Throw an organic spelt breadstick in your wealthy blue-state enclave of choice, and you’ll hit a dozen guys just like him. If you didn’t know any better, you’d swear he was the founder of a progressive cosmetics company, or maybe a program director at a liberal think tank.

The manly cardio drenched in ranch dressing kept Bush attractive to heartland voters throughout two elections, but apparently an endless, costly war is a mountain not even a $5,500 Trek Fuel can climb. According to Gallup Poll statistics, public opinion of President Bush dropped to a historic low in July. So perhaps a strategy change is in order. Instead of pedaling away from his officially overweight status as fast as his gimpy knees can propel him, he should embrace it in a meaty bear-hug and insist it stay for a huge platter of ribs and a slice of coconut cream pie.

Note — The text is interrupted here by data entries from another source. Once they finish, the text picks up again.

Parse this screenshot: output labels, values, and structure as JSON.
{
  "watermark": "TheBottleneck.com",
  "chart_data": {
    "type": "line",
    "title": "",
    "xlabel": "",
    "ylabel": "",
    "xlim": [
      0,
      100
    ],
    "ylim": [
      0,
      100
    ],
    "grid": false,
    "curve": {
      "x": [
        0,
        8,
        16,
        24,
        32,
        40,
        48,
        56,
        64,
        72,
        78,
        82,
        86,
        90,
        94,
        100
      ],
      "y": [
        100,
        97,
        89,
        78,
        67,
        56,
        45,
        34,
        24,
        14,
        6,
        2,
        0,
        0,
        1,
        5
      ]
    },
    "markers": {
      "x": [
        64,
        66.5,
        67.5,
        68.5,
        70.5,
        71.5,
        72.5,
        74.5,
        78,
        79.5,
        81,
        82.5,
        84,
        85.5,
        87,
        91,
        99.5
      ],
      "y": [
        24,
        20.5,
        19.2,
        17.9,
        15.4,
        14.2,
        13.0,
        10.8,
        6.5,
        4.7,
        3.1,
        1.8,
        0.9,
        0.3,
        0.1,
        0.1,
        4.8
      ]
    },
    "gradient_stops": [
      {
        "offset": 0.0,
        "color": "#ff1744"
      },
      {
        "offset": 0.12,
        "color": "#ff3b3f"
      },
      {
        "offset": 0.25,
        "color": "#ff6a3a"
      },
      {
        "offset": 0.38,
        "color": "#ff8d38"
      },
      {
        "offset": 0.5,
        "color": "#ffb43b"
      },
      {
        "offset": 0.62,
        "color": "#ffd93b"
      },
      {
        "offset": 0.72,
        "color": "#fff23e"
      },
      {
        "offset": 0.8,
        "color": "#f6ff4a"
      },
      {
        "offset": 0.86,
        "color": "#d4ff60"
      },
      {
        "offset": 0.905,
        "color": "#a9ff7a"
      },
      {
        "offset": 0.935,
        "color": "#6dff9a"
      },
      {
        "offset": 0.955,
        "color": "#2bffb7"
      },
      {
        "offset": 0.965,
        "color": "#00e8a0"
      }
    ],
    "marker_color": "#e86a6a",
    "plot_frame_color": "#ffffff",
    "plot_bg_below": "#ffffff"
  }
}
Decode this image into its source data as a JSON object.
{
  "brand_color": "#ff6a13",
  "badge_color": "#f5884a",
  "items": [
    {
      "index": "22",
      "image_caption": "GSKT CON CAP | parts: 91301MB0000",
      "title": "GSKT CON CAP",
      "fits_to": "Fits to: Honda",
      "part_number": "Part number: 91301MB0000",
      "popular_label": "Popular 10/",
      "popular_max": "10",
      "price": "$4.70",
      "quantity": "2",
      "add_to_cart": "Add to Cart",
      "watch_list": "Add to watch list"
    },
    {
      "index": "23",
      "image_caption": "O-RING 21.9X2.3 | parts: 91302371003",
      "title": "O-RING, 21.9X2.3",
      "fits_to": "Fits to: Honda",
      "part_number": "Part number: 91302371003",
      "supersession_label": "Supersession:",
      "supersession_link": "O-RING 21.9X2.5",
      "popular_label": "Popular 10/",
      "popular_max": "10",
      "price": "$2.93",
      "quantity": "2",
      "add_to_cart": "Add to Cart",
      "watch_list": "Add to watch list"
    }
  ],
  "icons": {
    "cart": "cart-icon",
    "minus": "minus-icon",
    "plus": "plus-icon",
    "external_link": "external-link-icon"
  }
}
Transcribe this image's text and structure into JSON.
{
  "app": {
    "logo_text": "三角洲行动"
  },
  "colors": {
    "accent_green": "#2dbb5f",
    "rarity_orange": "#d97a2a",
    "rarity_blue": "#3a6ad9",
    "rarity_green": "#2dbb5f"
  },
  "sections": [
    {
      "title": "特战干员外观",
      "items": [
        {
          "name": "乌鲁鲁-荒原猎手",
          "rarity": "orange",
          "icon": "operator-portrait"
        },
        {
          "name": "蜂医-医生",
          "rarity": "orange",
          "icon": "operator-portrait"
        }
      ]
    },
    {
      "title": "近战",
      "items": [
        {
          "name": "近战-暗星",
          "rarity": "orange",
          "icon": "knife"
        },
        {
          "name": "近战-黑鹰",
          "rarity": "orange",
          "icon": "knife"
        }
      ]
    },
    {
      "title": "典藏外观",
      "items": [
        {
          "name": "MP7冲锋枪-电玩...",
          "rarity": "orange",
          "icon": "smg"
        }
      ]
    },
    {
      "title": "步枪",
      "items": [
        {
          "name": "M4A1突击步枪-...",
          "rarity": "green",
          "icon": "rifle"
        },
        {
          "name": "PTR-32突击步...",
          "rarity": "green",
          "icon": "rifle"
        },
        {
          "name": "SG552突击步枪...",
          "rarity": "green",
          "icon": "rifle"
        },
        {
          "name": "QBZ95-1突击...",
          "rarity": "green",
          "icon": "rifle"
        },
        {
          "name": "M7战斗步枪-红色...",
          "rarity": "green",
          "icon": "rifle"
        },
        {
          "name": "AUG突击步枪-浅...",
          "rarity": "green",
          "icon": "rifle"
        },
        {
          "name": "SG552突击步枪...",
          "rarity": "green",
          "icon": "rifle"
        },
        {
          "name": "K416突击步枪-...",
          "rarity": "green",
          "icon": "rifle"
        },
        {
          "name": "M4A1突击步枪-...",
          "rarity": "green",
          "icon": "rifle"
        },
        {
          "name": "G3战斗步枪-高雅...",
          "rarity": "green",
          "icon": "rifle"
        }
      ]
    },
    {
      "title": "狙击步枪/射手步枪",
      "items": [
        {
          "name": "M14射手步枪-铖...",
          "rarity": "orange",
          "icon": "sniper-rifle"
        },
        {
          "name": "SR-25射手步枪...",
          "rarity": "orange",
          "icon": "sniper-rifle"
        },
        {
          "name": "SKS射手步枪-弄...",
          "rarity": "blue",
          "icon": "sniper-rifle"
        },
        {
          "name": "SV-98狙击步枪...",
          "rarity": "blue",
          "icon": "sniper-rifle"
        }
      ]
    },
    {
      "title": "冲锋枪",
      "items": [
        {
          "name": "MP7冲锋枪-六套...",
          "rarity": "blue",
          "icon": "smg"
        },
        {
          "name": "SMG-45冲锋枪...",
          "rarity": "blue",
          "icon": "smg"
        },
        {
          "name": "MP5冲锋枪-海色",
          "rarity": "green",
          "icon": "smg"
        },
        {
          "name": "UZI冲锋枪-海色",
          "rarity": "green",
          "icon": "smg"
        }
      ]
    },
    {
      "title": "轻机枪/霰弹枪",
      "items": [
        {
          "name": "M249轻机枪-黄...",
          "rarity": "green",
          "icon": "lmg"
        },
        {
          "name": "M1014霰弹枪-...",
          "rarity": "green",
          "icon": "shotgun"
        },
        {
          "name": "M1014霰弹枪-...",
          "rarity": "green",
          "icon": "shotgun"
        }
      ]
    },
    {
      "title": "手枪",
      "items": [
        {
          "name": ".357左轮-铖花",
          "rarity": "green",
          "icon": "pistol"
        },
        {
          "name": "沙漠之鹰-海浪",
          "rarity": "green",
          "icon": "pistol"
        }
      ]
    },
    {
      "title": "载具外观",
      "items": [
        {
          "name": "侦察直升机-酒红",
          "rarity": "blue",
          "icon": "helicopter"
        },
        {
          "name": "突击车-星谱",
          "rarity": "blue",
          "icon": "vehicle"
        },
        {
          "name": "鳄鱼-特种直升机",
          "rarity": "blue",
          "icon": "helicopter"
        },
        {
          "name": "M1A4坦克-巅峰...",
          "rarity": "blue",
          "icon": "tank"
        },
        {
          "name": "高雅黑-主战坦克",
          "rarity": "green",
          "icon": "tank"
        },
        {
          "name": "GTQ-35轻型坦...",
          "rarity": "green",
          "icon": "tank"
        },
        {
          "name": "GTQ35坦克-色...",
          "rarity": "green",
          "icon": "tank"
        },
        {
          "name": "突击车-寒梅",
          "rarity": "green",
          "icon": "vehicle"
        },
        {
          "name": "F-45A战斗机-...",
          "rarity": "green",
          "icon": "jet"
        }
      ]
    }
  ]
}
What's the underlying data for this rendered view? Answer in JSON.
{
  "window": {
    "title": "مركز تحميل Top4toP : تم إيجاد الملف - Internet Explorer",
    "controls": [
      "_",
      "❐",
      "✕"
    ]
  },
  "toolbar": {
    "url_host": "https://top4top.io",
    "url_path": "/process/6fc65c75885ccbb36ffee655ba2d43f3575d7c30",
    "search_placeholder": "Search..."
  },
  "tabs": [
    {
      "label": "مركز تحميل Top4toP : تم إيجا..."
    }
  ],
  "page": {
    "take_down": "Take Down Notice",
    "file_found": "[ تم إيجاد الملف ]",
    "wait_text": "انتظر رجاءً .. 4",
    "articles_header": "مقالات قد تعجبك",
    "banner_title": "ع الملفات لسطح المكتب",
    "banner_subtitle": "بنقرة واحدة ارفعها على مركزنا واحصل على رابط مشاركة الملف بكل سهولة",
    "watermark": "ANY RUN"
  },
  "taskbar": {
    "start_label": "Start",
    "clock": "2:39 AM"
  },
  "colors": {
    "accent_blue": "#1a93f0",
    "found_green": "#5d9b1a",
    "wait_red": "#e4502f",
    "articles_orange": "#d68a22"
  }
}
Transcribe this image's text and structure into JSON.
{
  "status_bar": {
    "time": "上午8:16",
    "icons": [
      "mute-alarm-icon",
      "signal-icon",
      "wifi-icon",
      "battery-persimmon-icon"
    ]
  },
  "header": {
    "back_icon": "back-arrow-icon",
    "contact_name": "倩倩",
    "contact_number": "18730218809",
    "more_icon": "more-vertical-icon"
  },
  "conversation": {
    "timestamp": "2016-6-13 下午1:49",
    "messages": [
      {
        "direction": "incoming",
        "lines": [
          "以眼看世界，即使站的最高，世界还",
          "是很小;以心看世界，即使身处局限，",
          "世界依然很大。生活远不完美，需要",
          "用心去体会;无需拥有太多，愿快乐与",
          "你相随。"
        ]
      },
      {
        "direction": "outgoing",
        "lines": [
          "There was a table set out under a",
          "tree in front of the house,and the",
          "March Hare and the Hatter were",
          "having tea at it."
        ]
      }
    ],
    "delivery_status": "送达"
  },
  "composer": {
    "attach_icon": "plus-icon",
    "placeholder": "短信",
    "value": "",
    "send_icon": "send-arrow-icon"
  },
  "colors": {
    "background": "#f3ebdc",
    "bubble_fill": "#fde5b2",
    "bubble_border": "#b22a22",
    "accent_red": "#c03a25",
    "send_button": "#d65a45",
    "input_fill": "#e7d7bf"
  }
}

'He Watches his portion control!'

After all, we’re a nation of fatties. The National Center for Health Statistics reports that two out of every three Americans are officially overweight or obese. Surely we can identify more with the man who choked on a pretzel in the midst of an all-day TV football binge than the one who goes mountain-biking on his lunch hour. When the photo ops commence at Crawford this year, bicycles, horses and any other form of transportation that does not involve combustion engines and built-in cup-holders should be strictly forbidden. Cheeseburger-pizza-eating contests should be the only form of exercise; instead of clearing brush, the president should simply focus on clearing his plate. In the end, Operation Feed Him may be his last shot at keeping his approval ratings above single-digit territory as his second term winds down.